La pequeña Dorrit se alegró de que ésos fueran sus sentimientos y le sonrió sinceramente.
—Querida —prosiguió el señor Dorrit—. Esta ocasión supone… ejem… un buen ejemplo. Un buen ejemplo, mi más querida niña… ejem… para ti.
La pequeña Dorrit, alterada por estas palabras, no supo qué decir, aunque su padre se había detenido como si esperara que dijera algo.
—Amy —prosiguió—, tu querida hermana, nuestra Fanny, ha contraído un matrimonio… ejem… sin duda calculado para extender la base de nuestros… ejem… contactos sociales y… ejem… consolidar nuestras relaciones. Querida, confío en que no esté muy lejano el momento en que aparezca alguien… ejem… una buena pareja para ti.

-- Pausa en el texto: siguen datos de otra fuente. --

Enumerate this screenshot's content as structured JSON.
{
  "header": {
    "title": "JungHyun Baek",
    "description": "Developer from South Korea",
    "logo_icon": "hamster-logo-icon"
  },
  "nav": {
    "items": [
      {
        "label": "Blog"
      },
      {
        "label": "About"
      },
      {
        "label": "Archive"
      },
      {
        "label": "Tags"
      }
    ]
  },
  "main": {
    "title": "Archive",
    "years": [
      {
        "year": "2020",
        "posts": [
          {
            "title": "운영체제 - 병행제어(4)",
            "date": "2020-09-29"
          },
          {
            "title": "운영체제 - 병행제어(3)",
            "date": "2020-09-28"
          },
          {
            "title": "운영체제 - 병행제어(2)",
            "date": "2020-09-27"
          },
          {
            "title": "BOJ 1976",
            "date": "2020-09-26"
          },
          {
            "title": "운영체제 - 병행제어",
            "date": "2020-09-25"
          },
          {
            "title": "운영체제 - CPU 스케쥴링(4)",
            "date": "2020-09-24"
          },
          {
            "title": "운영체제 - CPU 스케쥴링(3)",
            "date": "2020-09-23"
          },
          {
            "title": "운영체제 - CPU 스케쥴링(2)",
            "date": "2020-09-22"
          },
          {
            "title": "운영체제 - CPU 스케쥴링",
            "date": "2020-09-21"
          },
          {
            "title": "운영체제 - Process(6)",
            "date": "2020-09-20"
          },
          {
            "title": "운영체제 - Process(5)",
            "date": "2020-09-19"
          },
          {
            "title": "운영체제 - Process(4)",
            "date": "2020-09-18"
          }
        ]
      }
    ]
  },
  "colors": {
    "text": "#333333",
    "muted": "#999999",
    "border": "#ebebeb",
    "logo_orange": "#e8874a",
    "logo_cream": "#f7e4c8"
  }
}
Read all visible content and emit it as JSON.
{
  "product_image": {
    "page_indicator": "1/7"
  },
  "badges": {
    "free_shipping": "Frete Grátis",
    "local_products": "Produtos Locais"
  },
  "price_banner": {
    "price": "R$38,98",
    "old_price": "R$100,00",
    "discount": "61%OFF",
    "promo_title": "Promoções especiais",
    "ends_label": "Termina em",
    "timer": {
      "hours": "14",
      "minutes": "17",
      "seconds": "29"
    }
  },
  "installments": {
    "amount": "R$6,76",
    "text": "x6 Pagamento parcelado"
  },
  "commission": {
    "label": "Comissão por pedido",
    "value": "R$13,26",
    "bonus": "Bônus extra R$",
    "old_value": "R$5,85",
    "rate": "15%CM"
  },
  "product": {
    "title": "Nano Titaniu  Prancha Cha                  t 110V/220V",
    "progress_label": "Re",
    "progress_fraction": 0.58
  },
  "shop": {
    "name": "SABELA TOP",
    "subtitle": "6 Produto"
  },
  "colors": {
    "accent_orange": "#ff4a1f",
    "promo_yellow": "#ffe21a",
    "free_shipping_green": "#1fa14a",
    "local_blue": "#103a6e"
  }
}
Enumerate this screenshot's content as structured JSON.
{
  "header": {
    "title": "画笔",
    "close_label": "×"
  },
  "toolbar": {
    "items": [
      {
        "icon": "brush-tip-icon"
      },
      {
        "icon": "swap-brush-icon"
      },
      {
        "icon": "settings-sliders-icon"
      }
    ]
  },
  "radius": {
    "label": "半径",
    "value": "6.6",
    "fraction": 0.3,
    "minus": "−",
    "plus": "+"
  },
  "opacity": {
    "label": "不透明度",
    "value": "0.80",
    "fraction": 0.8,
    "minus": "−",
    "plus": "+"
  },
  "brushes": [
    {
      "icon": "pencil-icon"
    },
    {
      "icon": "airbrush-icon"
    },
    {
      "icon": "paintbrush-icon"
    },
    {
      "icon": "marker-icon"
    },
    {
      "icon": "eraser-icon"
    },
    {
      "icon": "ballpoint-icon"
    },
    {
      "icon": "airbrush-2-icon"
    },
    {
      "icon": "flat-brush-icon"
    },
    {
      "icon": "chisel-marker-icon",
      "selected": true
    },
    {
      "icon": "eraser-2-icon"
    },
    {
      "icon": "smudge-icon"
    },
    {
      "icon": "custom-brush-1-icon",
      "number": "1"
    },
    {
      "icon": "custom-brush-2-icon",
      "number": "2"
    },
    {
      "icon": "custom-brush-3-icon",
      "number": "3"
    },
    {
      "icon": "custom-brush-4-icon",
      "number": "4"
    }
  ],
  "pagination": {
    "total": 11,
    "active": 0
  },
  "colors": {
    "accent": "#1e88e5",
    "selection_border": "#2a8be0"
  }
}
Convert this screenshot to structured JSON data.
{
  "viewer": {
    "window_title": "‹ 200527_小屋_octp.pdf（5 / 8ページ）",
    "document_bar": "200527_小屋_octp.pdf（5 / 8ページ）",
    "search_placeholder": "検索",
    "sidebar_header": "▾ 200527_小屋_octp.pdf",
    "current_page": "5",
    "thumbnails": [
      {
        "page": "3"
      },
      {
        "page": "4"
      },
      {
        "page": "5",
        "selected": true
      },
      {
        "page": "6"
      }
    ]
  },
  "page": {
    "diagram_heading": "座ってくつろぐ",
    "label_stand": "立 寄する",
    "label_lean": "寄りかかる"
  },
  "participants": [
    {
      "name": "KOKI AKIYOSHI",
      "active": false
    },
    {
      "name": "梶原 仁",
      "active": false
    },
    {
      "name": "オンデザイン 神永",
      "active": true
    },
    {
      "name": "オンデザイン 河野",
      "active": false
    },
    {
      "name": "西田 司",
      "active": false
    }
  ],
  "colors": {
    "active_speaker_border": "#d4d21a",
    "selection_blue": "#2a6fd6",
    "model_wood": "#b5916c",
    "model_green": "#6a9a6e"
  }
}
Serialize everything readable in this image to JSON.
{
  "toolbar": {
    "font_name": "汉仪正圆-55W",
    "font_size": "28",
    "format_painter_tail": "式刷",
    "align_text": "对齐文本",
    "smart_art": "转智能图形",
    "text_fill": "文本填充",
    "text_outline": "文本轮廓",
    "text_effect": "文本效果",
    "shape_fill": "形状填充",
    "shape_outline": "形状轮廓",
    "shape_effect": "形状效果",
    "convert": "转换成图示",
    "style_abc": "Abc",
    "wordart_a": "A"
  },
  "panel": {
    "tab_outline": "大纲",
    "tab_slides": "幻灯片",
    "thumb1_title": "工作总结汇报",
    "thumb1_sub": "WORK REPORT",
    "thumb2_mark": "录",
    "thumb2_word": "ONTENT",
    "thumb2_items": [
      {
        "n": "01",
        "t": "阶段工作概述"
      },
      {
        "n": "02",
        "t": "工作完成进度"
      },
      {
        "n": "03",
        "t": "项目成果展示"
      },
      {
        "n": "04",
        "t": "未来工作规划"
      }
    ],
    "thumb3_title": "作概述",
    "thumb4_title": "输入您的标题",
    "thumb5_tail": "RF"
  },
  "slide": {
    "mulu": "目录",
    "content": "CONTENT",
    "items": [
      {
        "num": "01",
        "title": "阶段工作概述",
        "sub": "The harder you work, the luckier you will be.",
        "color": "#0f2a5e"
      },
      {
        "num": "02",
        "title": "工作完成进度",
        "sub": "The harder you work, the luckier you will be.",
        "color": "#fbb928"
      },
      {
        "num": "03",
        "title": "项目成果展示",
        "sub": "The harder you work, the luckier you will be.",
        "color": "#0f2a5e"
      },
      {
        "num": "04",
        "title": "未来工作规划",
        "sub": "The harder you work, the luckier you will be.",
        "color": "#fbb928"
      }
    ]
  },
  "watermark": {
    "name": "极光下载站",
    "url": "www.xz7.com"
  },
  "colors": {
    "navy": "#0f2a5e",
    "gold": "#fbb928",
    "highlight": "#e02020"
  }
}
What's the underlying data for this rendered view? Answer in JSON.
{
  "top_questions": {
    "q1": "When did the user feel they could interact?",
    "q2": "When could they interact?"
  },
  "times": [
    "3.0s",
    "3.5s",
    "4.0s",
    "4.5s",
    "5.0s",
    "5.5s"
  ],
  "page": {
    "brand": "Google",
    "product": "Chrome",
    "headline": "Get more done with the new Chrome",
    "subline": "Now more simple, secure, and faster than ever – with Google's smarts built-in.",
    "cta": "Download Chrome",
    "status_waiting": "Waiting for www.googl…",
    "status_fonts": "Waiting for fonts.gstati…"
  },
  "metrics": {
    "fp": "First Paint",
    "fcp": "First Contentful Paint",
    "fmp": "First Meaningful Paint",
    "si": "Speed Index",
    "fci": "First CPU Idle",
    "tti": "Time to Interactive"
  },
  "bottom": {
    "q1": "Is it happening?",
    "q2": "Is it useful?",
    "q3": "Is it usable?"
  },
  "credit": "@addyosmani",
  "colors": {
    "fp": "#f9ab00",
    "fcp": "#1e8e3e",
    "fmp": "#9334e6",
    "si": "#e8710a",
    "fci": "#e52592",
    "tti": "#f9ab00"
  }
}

—Oh, no, deje que me quede con usted. Se lo ruego. ¡No deseo otra cosa que cuidarlo! —dijo como con una repentina alarma.
—No, no, Amy —dijo el señor Dorrit—. Eso es una debilidad y una tontería, una debilidad y una tontería. Tu posición te impone una… ejem… responsabilidad. Tienes que mejorar esa posición y ser… ejem… digna de ella. En cuanto a cuidarme, puedo… ejem… cuidarme yo solo. Y —añadió, un momento después—, si necesitara que me cuidaran, ejem… con la bendición de la providencia, puedo encontrar quien me cuide y no pensar en… ejem… sacrificarte.
Qué momento del día para aquella declaración altruista; para manifestarla, como si fuera verosímil, para creerla, si fuera posible.